Existem leitores que se estrearam no género de fantasia com os meus livros. Outros, no de romance. E embora me dê uma enorme satisfação quando um leitor que está habituado a ler os maiores sucessos me vem dar o seu feedback quanto aos meus livros e esse feedback é positivo, sinto-me muito mais realizada quando esse feedback chega de alguém que não tem o hábito de ler e que não descansou enquanto não terminou de “devorar” as páginas.

Acredito que os fenómenos do Bookstagram e do BookTok ajudam a desconstruir algo igualmente importante para uma camada mais jovem: que ler pode (e deve) ser algo prazeroso

Tendo em conta a sua popularidade e sucesso de vendas, porque motivo as comédias românticas têm maior aceitação parte do público feminino do que pelo masculino?

Acredito que um dos motivos principais seja a identificação com as personagens. É mais comum uma comédia romântica ser contada pela perspetiva de uma personagem feminina, embora hoje, em alguns, já se insiram também os pontos de vista da personagem masculina, e isso faz com que seja mais fácil para leitoras se identificarem. Por outro lado, uma comédia romântica andará sempre à volta de… amor, relacionamentos, uma conexão mais emocional, e isso chama muito mais a atenção de um público feminino. Acredito que muitos mais homens teriam interesse nas comédias se lhes retirássemos esses fatores e adicionássemos uma maior percentagem de sátira ou uma comédia mais direcionada a outros temas. Por fim, mas não menos importante, o marketing das comédias românticas é sempre – ou quase sempre – direcionado para mulheres, o que acaba também por influenciar.

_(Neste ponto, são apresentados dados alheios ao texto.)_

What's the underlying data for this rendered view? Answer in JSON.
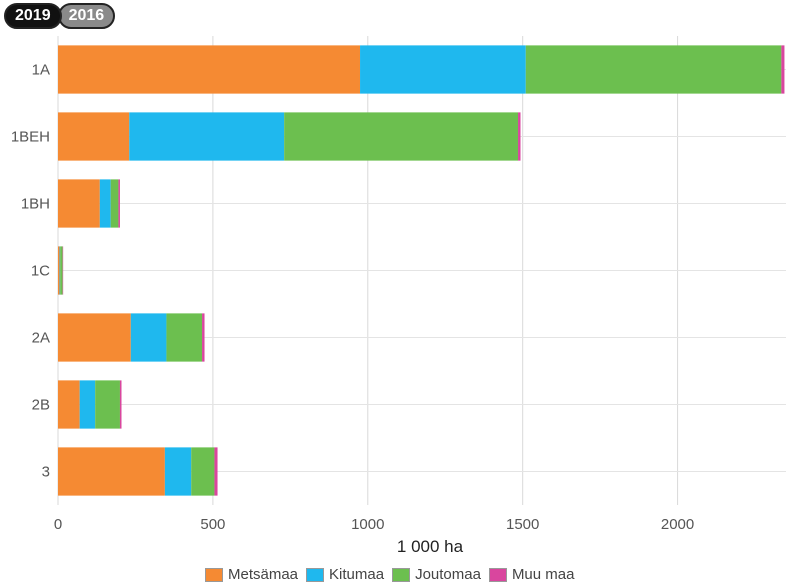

Numa sociedade digital, não é urgente uma mudança de paradigma onde se deveria, cada vez mais, cultivar o gosto pela leitura em vez de se julgar o género escolhido?

Sem dúvida. O importante é ler, e ler algo que nos dê prazer. Um dos fatores que mais leva a que as pessoas leiam menos é sentirem-se aborrecidas ao fazê-lo. Por isso, devem ler géneros que sejam cativantes para si sem se sentirem julgadas pelas outras. Rom-coms, romances românticos ou romances eróticos, bem como fantasias mais leves, são excelentes opções para cativar novos leitores, desde que adequadas às suas idades, e quanto mais depressa percebermos que não existem géneros literários inferiores, mais rápido chegaremos a mais leitores.

Um dos fatores que mais leva a que as pessoas leiam menos é sentirem-se aborrecidas ao fazê-lo

À semelhança de outras atividades de lazer, devemos ler sempre com prazer?

O tempo de lazer é suposto ser de descanso, distração, entretenimento, e algo que nos dê prazer, sempre. Se não for assim, não é lazer, mas sim uma obrigação. Por isso, sim, devemos sempre ler com prazer, seja que género literário for.